António José Correia
Ex-Autarca
Setembro foi um mês intenso para quem vive ligado ao mar. No plano global, celebrou-se a entrada em vigor, a partir de 2026, do Tratado do Alto Mar (BBNJ). Pela primeira vez, a comunidade internacional terá um acordo vinculativo para proteger a biodiversidade em áreas além da jurisdição nacional. Trata-se de um marco histórico a que Portugal aderiu em abril passado: possibilitar a criação de Áreas Marinhas Protegidas em alto-mar, reforçar a transferência de conhecimento e tecnologia e assegurar que todos os países, desenvolvidos ou em desenvolvimento, participam na preservação deste bem comum. É um passo da aspiração à ação, alinhado com os compromissos da Estratégia Nacional para o Mar e com a meta de proteger 30% do espaço oceânico até 2030.
Mas o futuro do oceano constrói-se também a partir do local. Peniche voltou a ser palco de iniciativas de grande significado para a literacia do mar. A Escola Superior de Turismo e Tecnologia do Mar (ESTM), integrada no Politécnico de Leiria, em parceria com a Fórum Estudante e o Município de Peniche, organizou a 15.ª edição da Semana Tanto Mar, que reuniu cinquenta jovens do ensino secundário em experiências diretas com a pesca, a ciência, o surf, as Berlengas e a economia azul. Também em setembro, e numa iniciativa em que integrei uma painel de discussão, a ESTM organizou pela primeira vez a Universidade de Verão Tanto Mar da Fundação Luso-Americana para o Desenvolvimento, reforçando-se a ligação entre Portugal e os Estados Unidos na valorização do Atlântico.
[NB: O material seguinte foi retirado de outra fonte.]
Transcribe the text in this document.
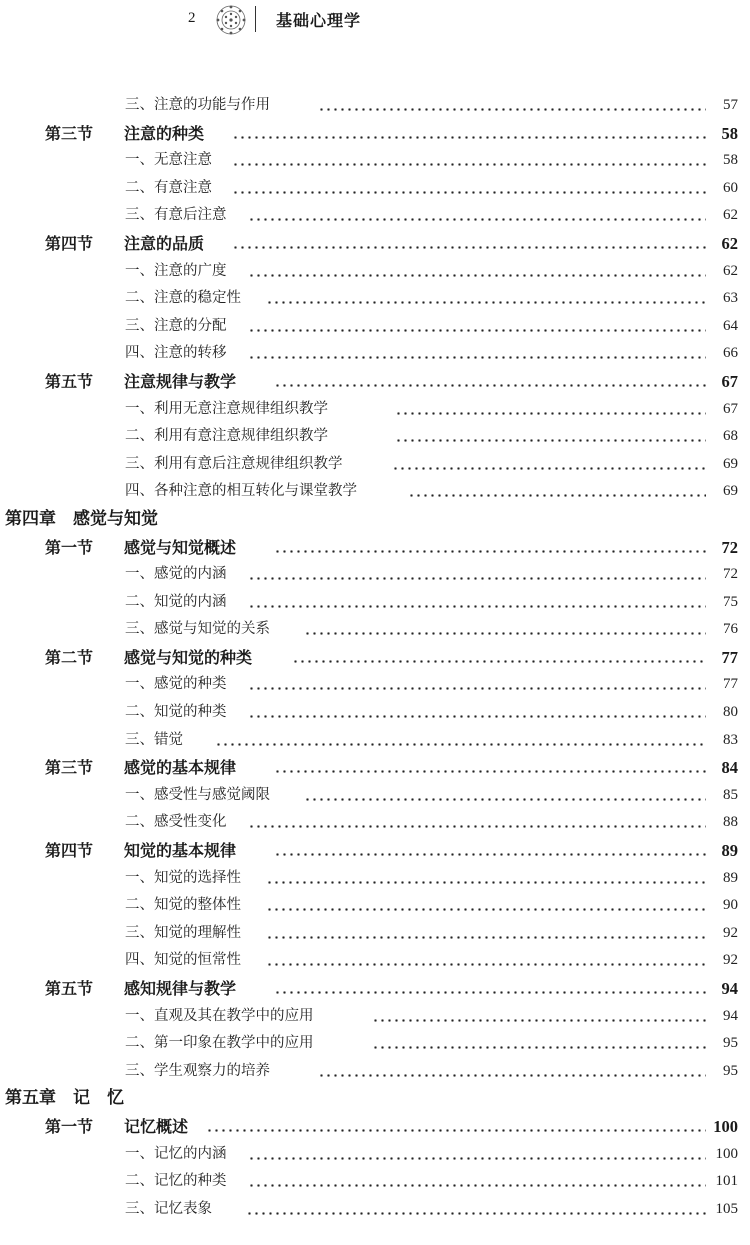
2	基础心理学
三、注意的功能与作用	57
第三节 注意的种类	58
一、无意注意	58
二、有意注意	60
三、有意后注意	62
第四节 注意的品质	62
一、注意的广度	62
二、注意的稳定性	63
三、注意的分配	64
四、注意的转移	66
第五节 注意规律与教学	67
一、利用无意注意规律组织教学	67
二、利用有意注意规律组织教学	68
三、利用有意后注意规律组织教学	69
四、各种注意的相互转化与课堂教学	69
第四章　感觉与知觉
第一节 感觉与知觉概述	72
一、感觉的内涵	72
二、知觉的内涵	75
三、感觉与知觉的关系	76
第二节 感觉与知觉的种类	77
一、感觉的种类	77
二、知觉的种类	80
三、错觉	83
第三节 感觉的基本规律	84
一、感受性与感觉阈限	85
二、感受性变化	88
第四节 知觉的基本规律	89
一、知觉的选择性	89
二、知觉的整体性	90
三、知觉的理解性	92
四、知觉的恒常性	92
第五节 感知规律与教学	94
一、直观及其在教学中的应用	94
二、第一印象在教学中的应用	95
三、学生观察力的培养	95
第五章　记　忆
第一节 记忆概述	100
一、记忆的内涵	100
二、记忆的种类	101
三、记忆表象	105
Para mim é um orgulho ver a afirmação desta marca — Tanto Mar — à qual estive ligado desde a sua génese, e que hoje constitui uma referência nacional no despertar de vocações para o mar. A ESTM afirma-se, assim, como instituição âncora para a nossa região, combinando ensino, investigação, cultura e inovação ligadas ao oceano.
Este setembro levou-me também ao Brasil, a Maricá, onde participei no Seminário Internacional da Economia do Mar. Levei a minha experiência enquanto Presidente da Câmara Municipal de Peniche como exemplo de cidade costeira que soube articular tradição piscatória, turismo náutico e surf, conhecimento e inovação. O Atlântico, afinal, não nos separa: une-nos.
No ano em que a Gazeta das Caldas celebra o seu centenário, não posso deixar de recordar o papel fundamental que este jornal, sob a liderança do seu diretor José Luís Almeida e Silva, desempenhou na promoção da luta contra a instalação da Central Nuclear que o governo de 1975 e 1976 pretendia construir em Ferrel, no concelho de Peniche. Uma luta que também integrei, e que permanece como exemplo de cidadania ativa e de defesa do território e do mar. Ao evocar este episódio, importa igualmente sublinhar a relevância da comunicação social local e regional na afirmação e defesa da liberdade de expressão e, consequentemente, da democracia. A Gazeta das Caldas é, há cem anos, uma voz indispensável para a identidade da nossa comunidade e para a vitalidade da vida democrática.
Do tratado global às experiências locais, passando pela cooperação transatlântica e pela memória histórica, uma mensagem se impõe: o mar exige-nos visão partilhada e ação concertada. É sempre no mar que encontramos o nosso maior desafio e a nossa maior oportunidade.